Known in his early career as a serial crasher who entertained more than he achieved, Evgeny Novikov came of age in 2012. Shirking the reputation of past years, the Russian became far more composed behind the wheel of an M-Sport run Ford Fiesta, putting in a measured performance on two of the most challenging rallies on the calendar, Monte Carlo and Sweden (finishing fifth each time).

A crash on Rally Mexico led some to question whether Novikov really had turned a corner, but that cliché was well and truly buried on the next event, in Portugal.

He finished third at the end of the rally but was elevated to second when on-the-road winner Mikko Hirvonen was disqualified for using an illegal clutch and an irregular turbinewheel in his Citroën.

Novikov didn’t have the level of consistency to challenge for regular podiums after that but did grab another second-place finish on Rally Italy towards the end of the season, proving his Portugal performance was no one-off.

1. Kalle Rovanperä

Age: 19 years, 4 months and 16 days
Event: Rally Sweden 2020


Photo: Toyota Gazoo Racing

The youngest winner and youngest podium finisher in WRC history, it surely can’t be long before Kalle Rovanperä usurps Colin McRae as the youngest World Rally Champion too.

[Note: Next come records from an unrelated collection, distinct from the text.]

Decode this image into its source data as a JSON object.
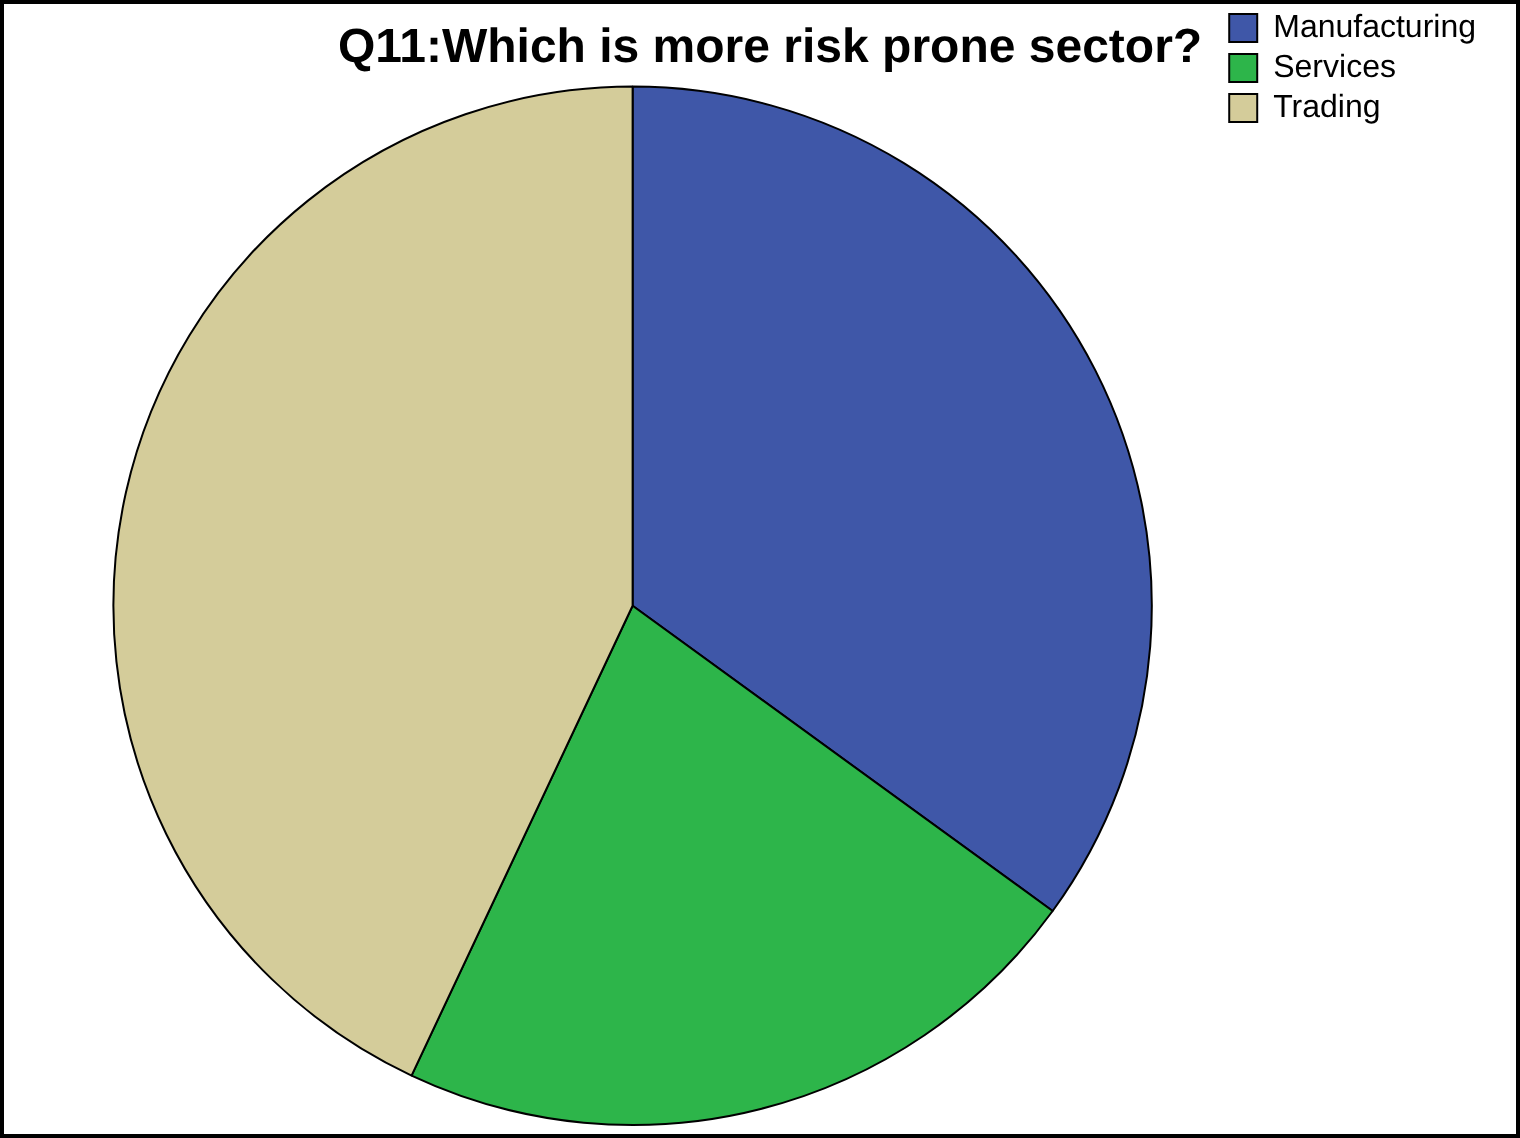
{
  "chart_data": {
    "type": "pie",
    "title": "Q11:Which is more risk prone sector?",
    "categories": [
      "Manufacturing",
      "Services",
      "Trading"
    ],
    "values": [
      35,
      22,
      43
    ],
    "colors": [
      "#3f57a8",
      "#2db54a",
      "#d4cc9a"
    ],
    "legend": "top right"
  }
}
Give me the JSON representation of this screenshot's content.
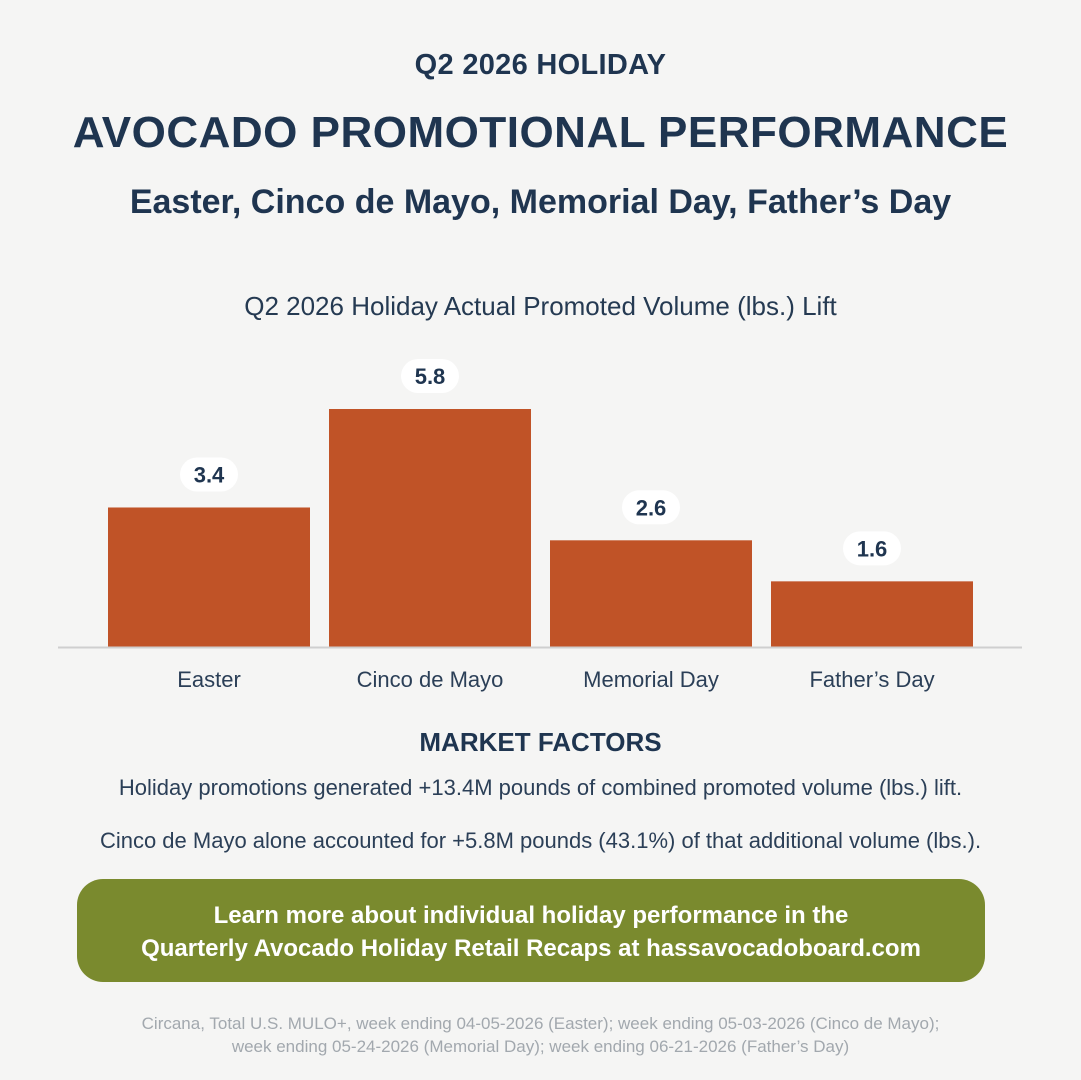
{
  "header": {
    "eyebrow": "Q2 2026 HOLIDAY",
    "headline": "AVOCADO PROMOTIONAL PERFORMANCE",
    "subhead": "Easter, Cinco de Mayo, Memorial Day, Father’s Day"
  },
  "chart_data": {
    "type": "bar",
    "title": "Q2 2026 Holiday Actual Promoted Volume (lbs.) Lift",
    "categories": [
      "Easter",
      "Cinco de Mayo",
      "Memorial Day",
      "Father’s Day"
    ],
    "values": [
      3.4,
      5.8,
      2.6,
      1.6
    ],
    "value_labels": [
      "3.4",
      "5.8",
      "2.6",
      "1.6"
    ],
    "xlabel": "",
    "ylabel": "",
    "ylim": [
      0,
      5.8
    ],
    "grid": false,
    "colors": {
      "bar": "#c05327",
      "label_pill": "#ffffff"
    }
  },
  "market_factors": {
    "title": "MARKET FACTORS",
    "lines": [
      "Holiday promotions generated +13.4M pounds of combined promoted volume (lbs.) lift.",
      "Cinco de Mayo alone accounted for +5.8M pounds (43.1%) of that additional volume (lbs.)."
    ]
  },
  "cta": {
    "line1": "Learn more about individual holiday performance in the",
    "line2": "Quarterly Avocado Holiday Retail Recaps at hassavocadoboard.com",
    "color": "#7a8a2e"
  },
  "source": {
    "line1": "Circana, Total U.S. MULO+, week ending 04-05-2026 (Easter); week ending 05-03-2026 (Cinco de Mayo);",
    "line2": "week ending 05-24-2026 (Memorial Day); week ending 06-21-2026 (Father’s Day)"
  }
}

Rovanperä has long been earmarked as a champion in waiting, such was the talent of Harri’s son in WRC2 – and even before that, when hammering rally cars around frozen lakes as a child . So, when he took his maiden podium in Sweden 2020, just two rallies into his top-line career, the enormity of Rovanperä’s achievement at just over 19 years old was perhaps a little understated.

While acknowledged as highly impressive, talk quickly shifted to the first win (which would come over a year later in Estonia), but in bagging that podium on roads which demanded poise, speed and controled aggression, it was the first sign that the Toyota sensation was cut from a different cloth to the rest of his up-and-coming peers in rallying’s development ladder.